Genes associated with odontoblast differentiation and mineralization (collagen type I alpha 1 chain (COL1A1), bone morphogenetic protein 4 (BMP4), integrin binding sialoprotein (IBSP), nestin (NES) and bone gamma-carboxyglutamate protein or osteocalcin (BGLAP)) were either not expressed in hAECs or the expression was significantly downregulated in comparison to the hDPSCs (Figure 4A). However, genes associated with epithelial–mesenchymal transition were upregulated in hAECs compared to hDPSCs. Specifically, the insulin like growth factor binding protein 2 (IGFBP2) gene was significantly upregulated in hAECs cultured with StemPro or eDMPs at days 1 and 7, and S100 calcium binding protein A4 (S100A4) was considerably upregulated in hAECs at all time points (Figure 4A). Glutathione peroxidase 3 (GPX3), a gene associated with the reduction of hydrogen peroxide, which arises from oxidative stress, was significantly upregulated in hAECs in almost all groups and at all time points.

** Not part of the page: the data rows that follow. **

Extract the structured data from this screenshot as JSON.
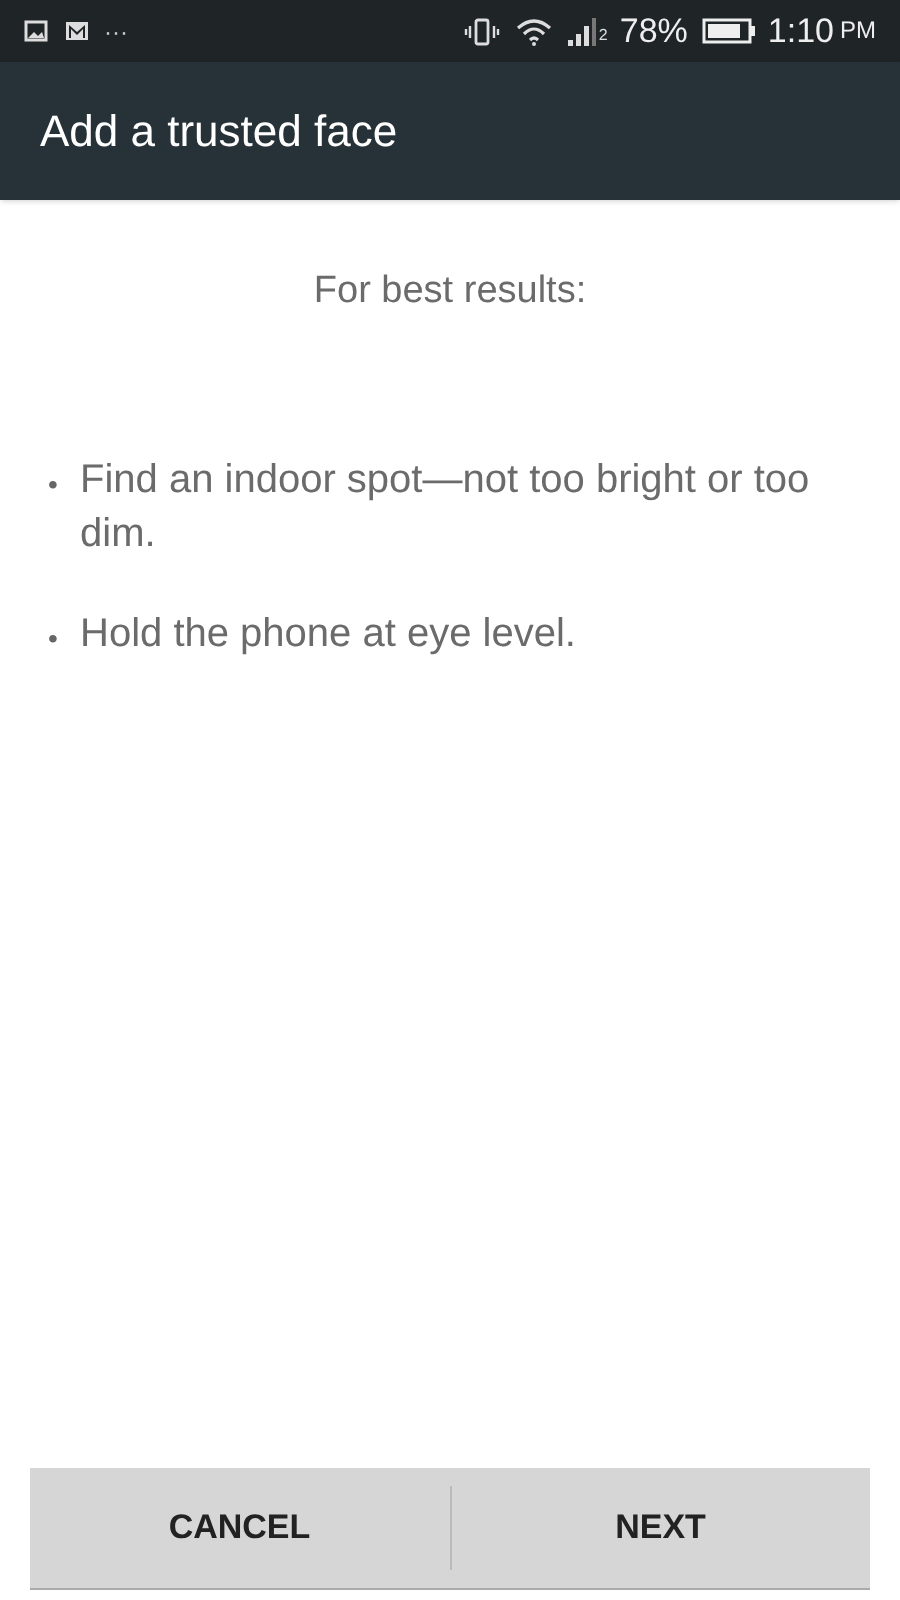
{
  "status_bar": {
    "more": "···",
    "sim": "2",
    "battery": "78%",
    "time": "1:10",
    "ampm": "PM"
  },
  "app_bar": {
    "title": "Add a trusted face"
  },
  "heading": "For best results:",
  "tips": [
    "Find an indoor spot—not too bright or too dim.",
    "Hold the phone at eye level."
  ],
  "bullet": "•",
  "buttons": [
    "CANCEL",
    "NEXT"
  ]
}
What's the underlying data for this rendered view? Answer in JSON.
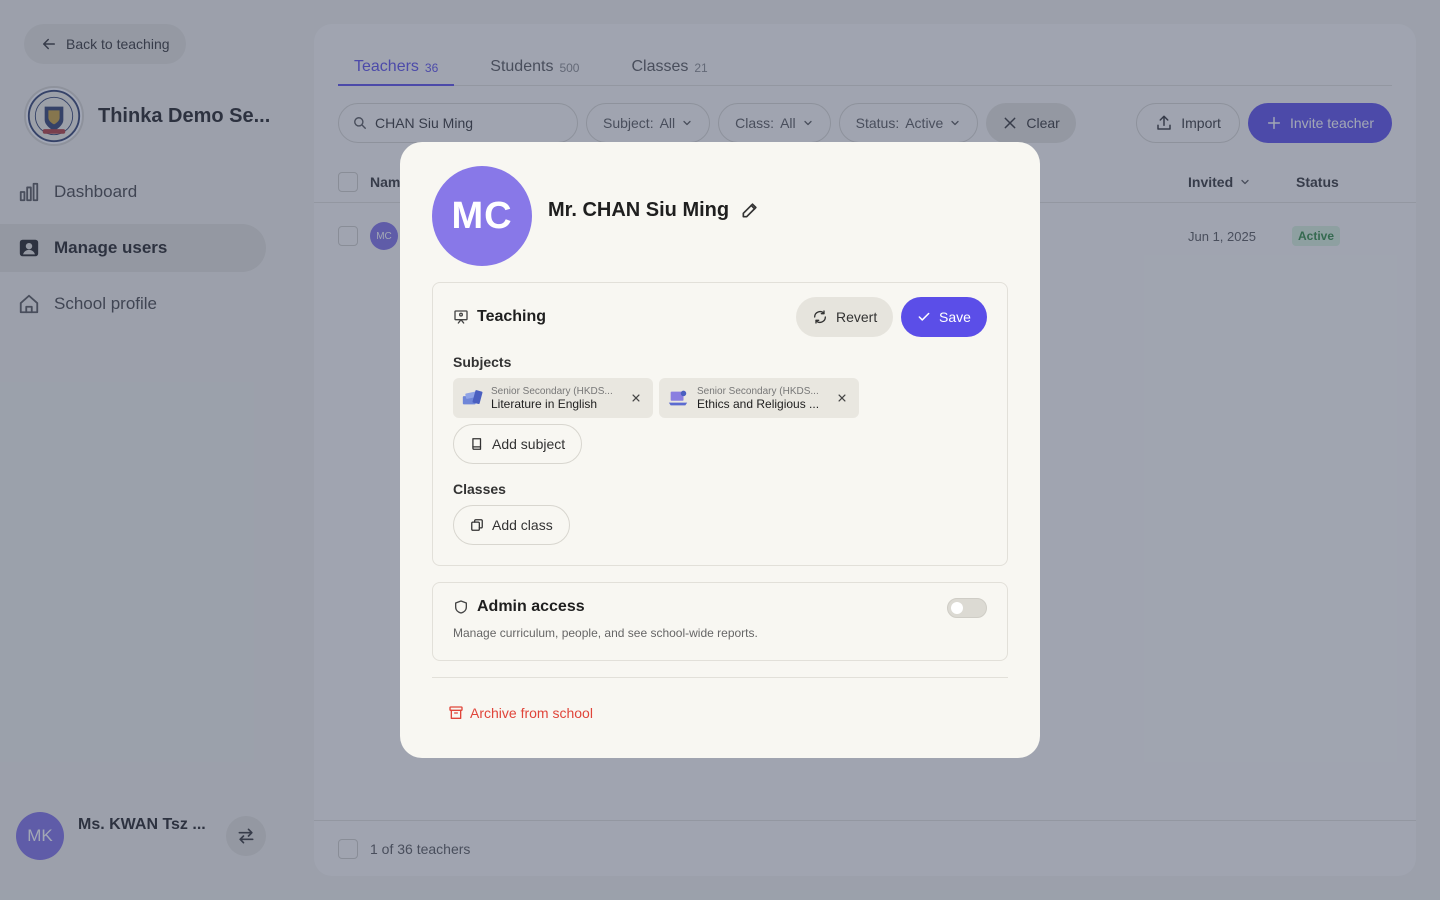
{
  "sidebar": {
    "back_label": "Back to teaching",
    "school_name": "Thinka Demo Se...",
    "nav": [
      {
        "label": "Dashboard",
        "icon": "bar-chart-icon"
      },
      {
        "label": "Manage users",
        "icon": "user-square-icon",
        "active": true
      },
      {
        "label": "School profile",
        "icon": "home-icon"
      }
    ],
    "user": {
      "initials": "MK",
      "name": "Ms. KWAN Tsz ..."
    }
  },
  "main": {
    "tabs": [
      {
        "label": "Teachers",
        "count": "36",
        "active": true
      },
      {
        "label": "Students",
        "count": "500"
      },
      {
        "label": "Classes",
        "count": "21"
      }
    ],
    "search_value": "CHAN Siu Ming",
    "filters": [
      {
        "label": "Subject:",
        "value": "All"
      },
      {
        "label": "Class:",
        "value": "All"
      },
      {
        "label": "Status:",
        "value": "Active"
      }
    ],
    "clear_label": "Clear",
    "import_label": "Import",
    "invite_label": "Invite teacher",
    "table": {
      "headers": {
        "name": "Nam",
        "invited": "Invited",
        "status": "Status"
      },
      "rows": [
        {
          "initials": "MC",
          "invited": "Jun 1, 2025",
          "status": "Active"
        }
      ],
      "footer": "1 of 36 teachers"
    }
  },
  "modal": {
    "initials": "MC",
    "name": "Mr. CHAN Siu Ming",
    "teaching": {
      "title": "Teaching",
      "revert_label": "Revert",
      "save_label": "Save",
      "subjects_label": "Subjects",
      "subjects": [
        {
          "category": "Senior Secondary (HKDS...",
          "name": "Literature in English"
        },
        {
          "category": "Senior Secondary (HKDS...",
          "name": "Ethics and Religious ..."
        }
      ],
      "add_subject_label": "Add subject",
      "classes_label": "Classes",
      "add_class_label": "Add class"
    },
    "admin": {
      "title": "Admin access",
      "description": "Manage curriculum, people, and see school-wide reports.",
      "enabled": false
    },
    "archive_label": "Archive from school"
  },
  "colors": {
    "accent": "#5b4ee8",
    "avatar": "#8878e8",
    "danger": "#e0453a",
    "status_active_bg": "#d9f1d9",
    "status_active_text": "#2f8a3e"
  }
}
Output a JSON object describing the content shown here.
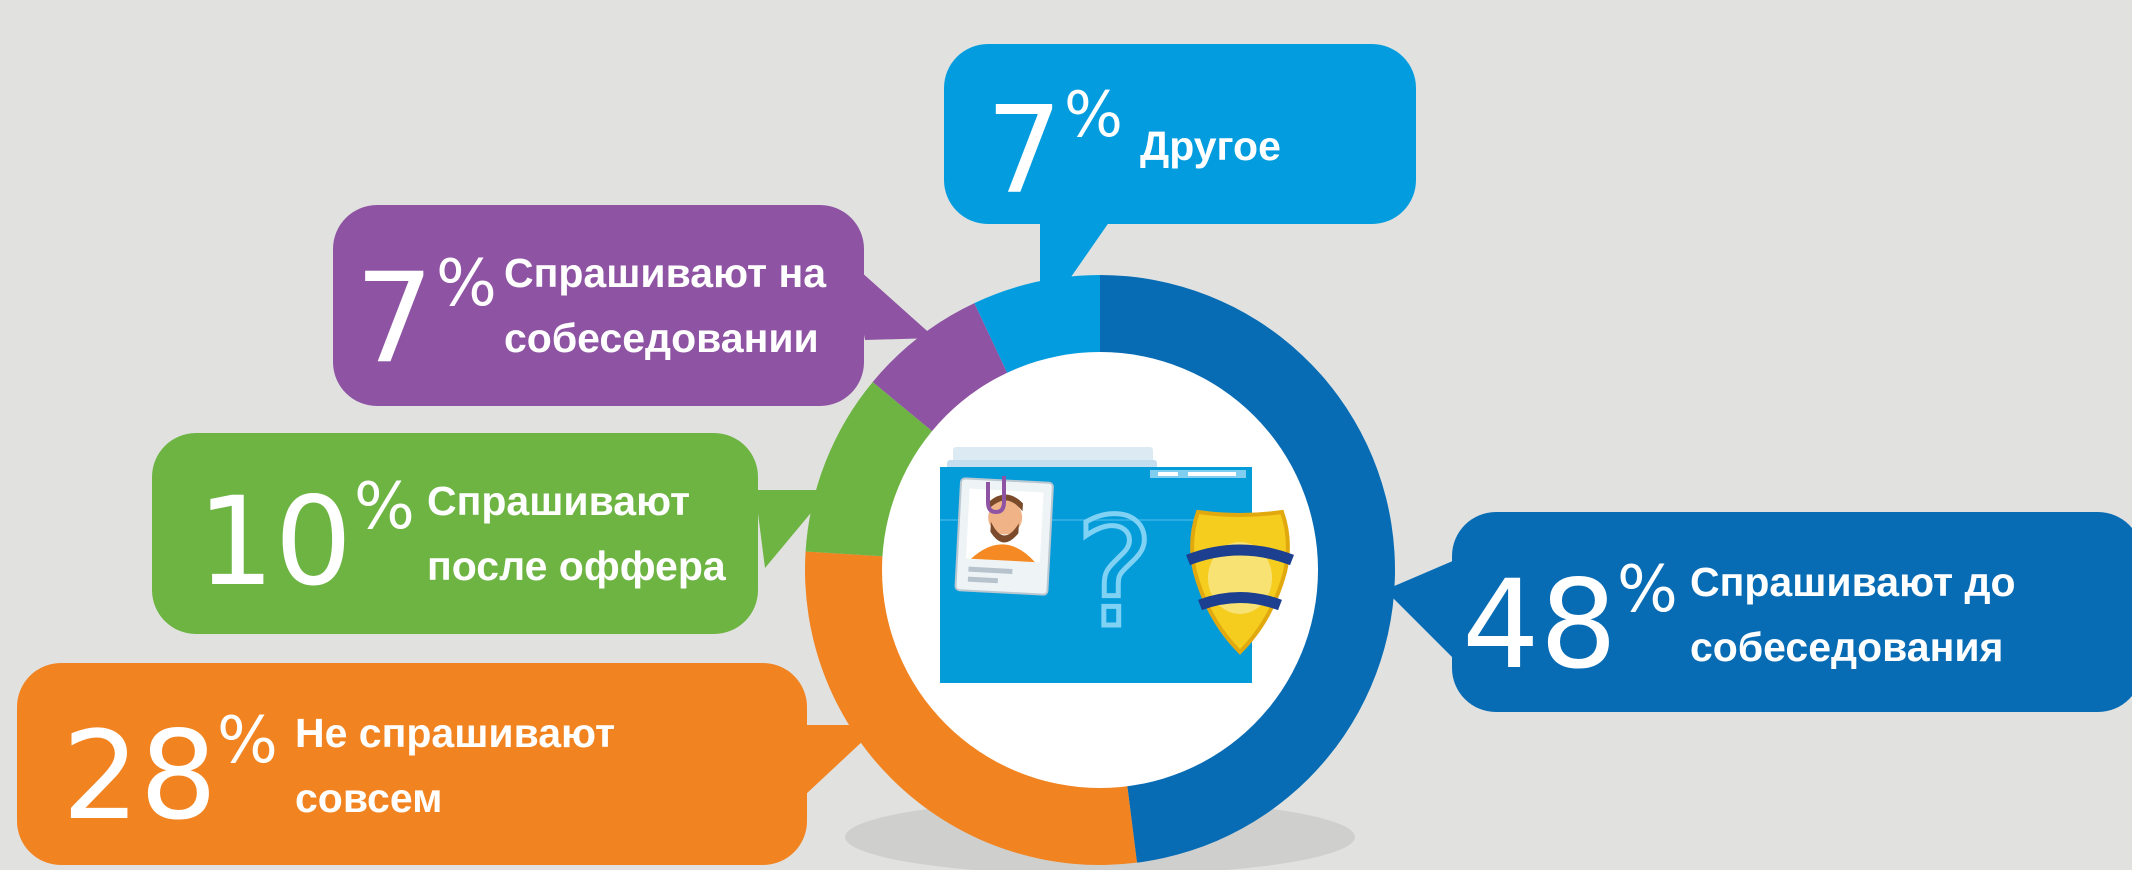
{
  "chart_data": {
    "type": "donut",
    "unit": "%",
    "slices": [
      {
        "value": 48,
        "label": "Спрашивают до собеседования",
        "color": "#086cb5"
      },
      {
        "value": 28,
        "label": "Не спрашивают совсем",
        "color": "#f18321"
      },
      {
        "value": 10,
        "label": "Спрашивают после оффера",
        "color": "#6db443"
      },
      {
        "value": 7,
        "label": "Спрашивают  на собеседовании",
        "color": "#8e54a3"
      },
      {
        "value": 7,
        "label": "Другое",
        "color": "#039ddf"
      }
    ]
  },
  "callouts": {
    "other": {
      "number": "7",
      "percent": "%",
      "label": "Другое"
    },
    "interview": {
      "number": "7",
      "percent": "%",
      "label": "Спрашивают  на\nсобеседовании"
    },
    "after_offer": {
      "number": "10",
      "percent": "%",
      "label": "Спрашивают\nпосле оффера"
    },
    "not_asked": {
      "number": "28",
      "percent": "%",
      "label": "Не спрашивают\nсовсем"
    },
    "before_interview": {
      "number": "48",
      "percent": "%",
      "label": "Спрашивают до\nсобеседования"
    }
  },
  "center_icon": {
    "name": "background-check-icon"
  }
}
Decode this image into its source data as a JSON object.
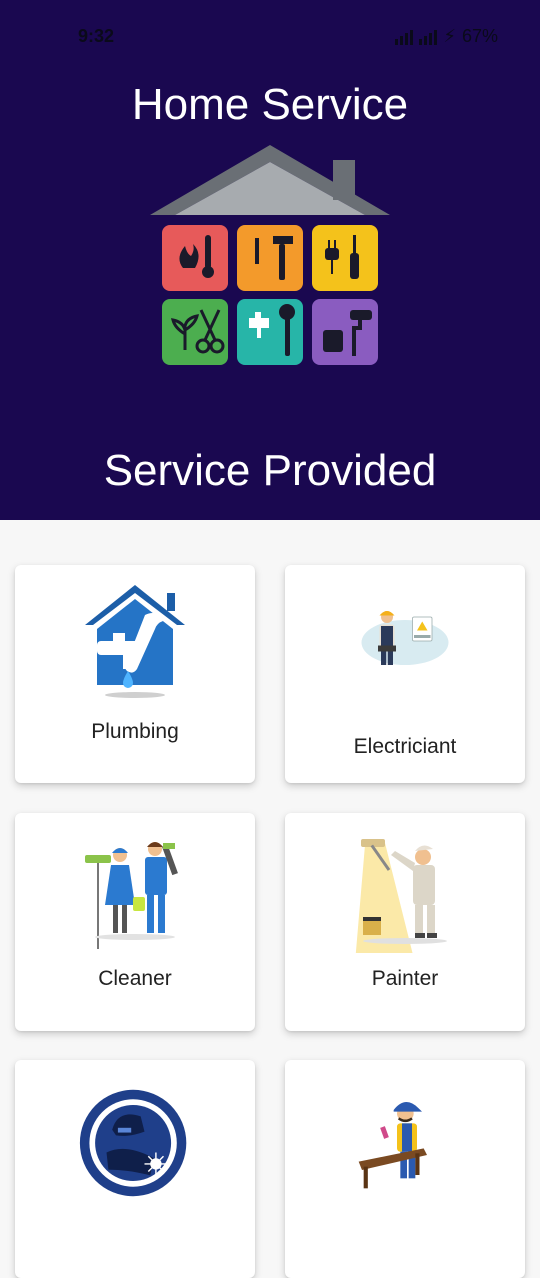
{
  "status_bar": {
    "time": "9:32",
    "battery": "67%",
    "icons": [
      "signal-icon",
      "charging-icon"
    ]
  },
  "header": {
    "title": "Home Service",
    "logo_icon": "house-tools-logo",
    "section_title": "Service Provided"
  },
  "colors": {
    "header_bg": "#1a0850",
    "page_bg": "#f7f7f7",
    "tile_red": "#e75a5a",
    "tile_orange": "#f39a2b",
    "tile_yellow": "#f4c21b",
    "tile_green": "#4cae4f",
    "tile_teal": "#27b5a8",
    "tile_purple": "#8a5cc0"
  },
  "services": [
    {
      "label": "Plumbing",
      "icon": "plumbing-icon"
    },
    {
      "label": "Electriciant",
      "icon": "electrician-icon"
    },
    {
      "label": "Cleaner",
      "icon": "cleaner-icon"
    },
    {
      "label": "Painter",
      "icon": "painter-icon"
    },
    {
      "label": "",
      "icon": "welder-icon"
    },
    {
      "label": "",
      "icon": "carpenter-icon"
    }
  ]
}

Figure 4. Expression of odontogenic and mineralization-associated genes. Effect of eDMPs and StemPro on expression of odontogenic and mineralization-associated marker genes (COL1A1, BMP4, IBSP, IGFBP-2, NES, TGFB1 and BGLAP) in hAECs and hDPSCs at days 1, 7 and 14 (A). Genes indicative of epithelial–mesenchymal transition (S100A4) and protection against oxidative damage (GPX3) are also depicted (A). Target gene expressions are depicted relative to the untreated control (hDPSCs with 10% FBS at day 1) and median values were calculated from two independent experiments in duplicated samples (n = 4). Non-significant differences between hAECs and hDPSCs for each medium and follow-up point are marked with lowercase letters (a, b, c). The effect of eDMPs and StemPro on mineralization of hAECs (B–D) and hDPSCs (E–G) using Alizarin Red staining assay. Calcium deposits were evident in hAECs cultured with StemPro (D) and hDPCS cultured with eDMPs (F) and StemPro (G). (Scale bars: 50 µm).